Proof that Bitcoin and all cryptocurrencies are fraudulent scams was revealed with recent findings performed by economists Neil Gandal, JT Hamrick, Tyler Moore, and Tali Oberman are showing that one person made Bitcoin surge from $150 to $1,000 in two months during 2013. This was the trigger that led to Bitcoins impressive rally and started a cryptocurrency craze around the world.
Cryptocurrency is easily manipulated since it is neither a currency nor regulated. It is a privately traded asset with no value and no security backing it. First introduced in 2009 as Bitcoin on a Blockchain platform, it was considered a curio at first. However, since it answered a number of key security issues of the software world, and since it is a public sharing platform, it became an instant hit leading to further developments.
Up until 2014, most cryptocurrencies were traded infraction of dollar trades; the most expensive was Bitcoin and derivatives, followed by the evolutionary Ethereum. Since the surge, when there were only around 80 different CC’s, there are now over a thousand cryptocurrencies being traded globally.
The economists wrote in their paper “Our paper identifies and analyses the impact of the suspicious trading activity on the Mt Gox Bitcoin currency exchange, in which approximately 600,000 bitcoins (BTC) valued at $188million (£136million) were fraudulently acquired.”
The economists continued to state that “During both periods, the USD-BTC exchange rate rose by an average of four percent on days when suspicious trades took place, compared to a slight decline on days without suspicious activity. Based on rigorous analysis with extensive robustness checks, the paper demonstrates that the suspicious trading activity likely caused the unprecedented spike in the USD-BTC exchange rate in late 2013, when the rate jumped from around $150 to more than $1,000 in two months.”
The economists have managed to locate the bot that was responsible for the market manipulation, these bots are called “Markus” and “Willy” and were performing trades without actually having in any bitcoin in their supply. Which means that the rise in Bitcoin was a fake rise, created by a virtual manipulation of the market by automatic algorithms. Proving that the cryptocurrency market is really based on nothing but lies and deceit.
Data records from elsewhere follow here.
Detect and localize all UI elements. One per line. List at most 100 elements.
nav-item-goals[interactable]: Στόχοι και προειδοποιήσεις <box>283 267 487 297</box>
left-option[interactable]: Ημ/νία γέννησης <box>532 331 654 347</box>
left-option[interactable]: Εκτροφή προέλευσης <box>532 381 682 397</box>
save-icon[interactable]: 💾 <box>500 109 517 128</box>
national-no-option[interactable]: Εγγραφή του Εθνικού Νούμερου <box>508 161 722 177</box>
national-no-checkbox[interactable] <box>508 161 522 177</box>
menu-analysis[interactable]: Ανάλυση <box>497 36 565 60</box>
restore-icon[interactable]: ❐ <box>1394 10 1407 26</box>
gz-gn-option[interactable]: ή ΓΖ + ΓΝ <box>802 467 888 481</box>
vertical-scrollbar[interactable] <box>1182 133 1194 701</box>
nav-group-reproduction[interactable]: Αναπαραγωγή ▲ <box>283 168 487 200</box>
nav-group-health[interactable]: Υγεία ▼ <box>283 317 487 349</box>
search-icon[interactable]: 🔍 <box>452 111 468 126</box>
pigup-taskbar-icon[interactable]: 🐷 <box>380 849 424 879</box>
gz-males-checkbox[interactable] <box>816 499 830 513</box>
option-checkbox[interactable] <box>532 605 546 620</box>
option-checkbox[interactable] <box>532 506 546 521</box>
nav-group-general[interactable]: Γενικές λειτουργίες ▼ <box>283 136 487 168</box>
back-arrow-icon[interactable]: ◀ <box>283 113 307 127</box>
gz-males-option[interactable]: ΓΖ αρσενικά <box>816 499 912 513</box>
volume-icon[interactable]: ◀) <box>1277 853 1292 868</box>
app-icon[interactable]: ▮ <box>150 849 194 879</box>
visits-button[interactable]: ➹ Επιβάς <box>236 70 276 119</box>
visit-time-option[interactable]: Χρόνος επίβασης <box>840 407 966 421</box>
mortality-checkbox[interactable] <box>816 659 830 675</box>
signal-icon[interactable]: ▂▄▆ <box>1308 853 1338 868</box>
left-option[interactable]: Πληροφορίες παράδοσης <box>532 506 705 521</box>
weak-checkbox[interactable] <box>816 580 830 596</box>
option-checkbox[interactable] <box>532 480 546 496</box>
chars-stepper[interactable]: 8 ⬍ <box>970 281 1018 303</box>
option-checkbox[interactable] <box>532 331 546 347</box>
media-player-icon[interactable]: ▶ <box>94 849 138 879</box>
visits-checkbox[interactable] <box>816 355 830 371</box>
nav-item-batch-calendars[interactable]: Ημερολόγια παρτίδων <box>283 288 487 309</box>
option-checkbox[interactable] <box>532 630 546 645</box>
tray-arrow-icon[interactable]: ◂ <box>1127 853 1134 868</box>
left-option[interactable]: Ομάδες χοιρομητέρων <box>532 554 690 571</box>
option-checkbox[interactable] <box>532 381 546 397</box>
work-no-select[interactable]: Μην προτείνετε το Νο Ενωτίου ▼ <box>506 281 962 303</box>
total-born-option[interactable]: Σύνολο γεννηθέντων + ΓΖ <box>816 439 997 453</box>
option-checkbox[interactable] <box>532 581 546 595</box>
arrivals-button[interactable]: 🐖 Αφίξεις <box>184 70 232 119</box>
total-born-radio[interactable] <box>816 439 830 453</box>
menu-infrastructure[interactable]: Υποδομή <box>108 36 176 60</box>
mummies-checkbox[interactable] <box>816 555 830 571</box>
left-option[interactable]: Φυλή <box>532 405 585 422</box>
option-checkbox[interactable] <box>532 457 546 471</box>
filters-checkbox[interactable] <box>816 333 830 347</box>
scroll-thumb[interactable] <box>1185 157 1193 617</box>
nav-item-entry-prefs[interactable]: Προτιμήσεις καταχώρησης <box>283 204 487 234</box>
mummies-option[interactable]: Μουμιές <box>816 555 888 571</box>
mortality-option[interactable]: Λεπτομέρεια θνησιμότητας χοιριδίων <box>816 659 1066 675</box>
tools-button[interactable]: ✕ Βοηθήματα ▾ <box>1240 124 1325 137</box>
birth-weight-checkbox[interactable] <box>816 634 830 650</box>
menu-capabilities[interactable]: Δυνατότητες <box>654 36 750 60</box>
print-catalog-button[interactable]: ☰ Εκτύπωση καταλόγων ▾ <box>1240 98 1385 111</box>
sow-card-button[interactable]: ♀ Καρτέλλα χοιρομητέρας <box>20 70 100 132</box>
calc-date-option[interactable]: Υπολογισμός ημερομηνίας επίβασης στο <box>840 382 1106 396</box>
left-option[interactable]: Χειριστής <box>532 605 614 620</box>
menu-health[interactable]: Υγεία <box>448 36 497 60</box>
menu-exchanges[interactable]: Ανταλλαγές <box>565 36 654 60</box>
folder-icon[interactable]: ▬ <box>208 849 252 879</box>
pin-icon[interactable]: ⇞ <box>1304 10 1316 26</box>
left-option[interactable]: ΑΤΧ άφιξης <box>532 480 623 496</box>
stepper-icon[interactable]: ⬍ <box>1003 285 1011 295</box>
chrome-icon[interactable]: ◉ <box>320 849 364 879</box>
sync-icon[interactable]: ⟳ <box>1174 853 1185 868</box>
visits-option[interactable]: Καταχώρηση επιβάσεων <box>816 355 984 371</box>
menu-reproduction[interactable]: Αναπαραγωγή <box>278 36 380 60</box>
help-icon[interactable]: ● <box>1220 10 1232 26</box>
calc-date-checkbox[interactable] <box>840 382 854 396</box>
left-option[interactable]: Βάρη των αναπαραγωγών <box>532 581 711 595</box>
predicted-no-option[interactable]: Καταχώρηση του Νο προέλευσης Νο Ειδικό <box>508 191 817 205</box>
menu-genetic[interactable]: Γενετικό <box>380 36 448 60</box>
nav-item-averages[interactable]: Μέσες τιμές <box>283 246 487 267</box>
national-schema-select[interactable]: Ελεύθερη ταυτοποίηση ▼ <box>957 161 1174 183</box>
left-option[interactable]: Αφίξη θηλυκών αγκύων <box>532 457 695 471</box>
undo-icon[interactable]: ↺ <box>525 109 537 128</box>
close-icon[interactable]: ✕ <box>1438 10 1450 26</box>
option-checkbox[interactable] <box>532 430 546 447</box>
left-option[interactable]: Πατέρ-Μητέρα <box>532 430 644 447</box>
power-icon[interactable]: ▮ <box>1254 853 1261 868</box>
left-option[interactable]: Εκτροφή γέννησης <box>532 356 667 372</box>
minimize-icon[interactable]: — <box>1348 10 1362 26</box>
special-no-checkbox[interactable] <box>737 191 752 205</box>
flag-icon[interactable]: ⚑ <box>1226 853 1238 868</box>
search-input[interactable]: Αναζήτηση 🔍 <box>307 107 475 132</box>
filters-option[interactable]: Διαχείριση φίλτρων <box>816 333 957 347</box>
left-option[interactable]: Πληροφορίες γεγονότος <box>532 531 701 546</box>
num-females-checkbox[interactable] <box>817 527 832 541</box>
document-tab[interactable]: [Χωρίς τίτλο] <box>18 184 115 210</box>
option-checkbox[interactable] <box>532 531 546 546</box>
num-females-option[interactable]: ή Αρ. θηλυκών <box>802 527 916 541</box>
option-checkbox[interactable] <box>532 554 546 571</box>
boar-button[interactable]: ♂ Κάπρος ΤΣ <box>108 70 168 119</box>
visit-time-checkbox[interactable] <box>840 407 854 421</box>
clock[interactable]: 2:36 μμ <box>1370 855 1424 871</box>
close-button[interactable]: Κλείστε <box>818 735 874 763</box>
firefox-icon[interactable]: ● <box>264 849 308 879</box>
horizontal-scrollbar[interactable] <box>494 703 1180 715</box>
Another important fact is that these trades were performed on the infamous Mt Gox, as the paper states “The publicly reported trading volume at Mt Gox included the fraudulent transactions, thereby signaling to the market that heavy trading activity was taking place.” This caused a massive demand in the market, leading to an immediate response where speculators rallied to buy the coin as its value escalated.
Mt Gox closed in 2014 after filing for liquidation after it reported that 850,000 bitcoins went missing and their owners were left without their assets. As one source states: Mt. Gox announced that approximately 850,000 bitcoins belonging to customers and the company were missing and likely stolen, an amount valued at more than $450 million at the time. Although 200,000 bitcoins have since been “found,” the reason(s) for the disappearance—theft, fraud, mismanagement, or a combination of these—were initially unclear. New evidence presented in April 2015 by Tokyo security company WizSec led them to conclude that “most or all of the missing bitcoins were stolen straight out of the Mt. Gox hot wallet over time, beginning in late 2011.”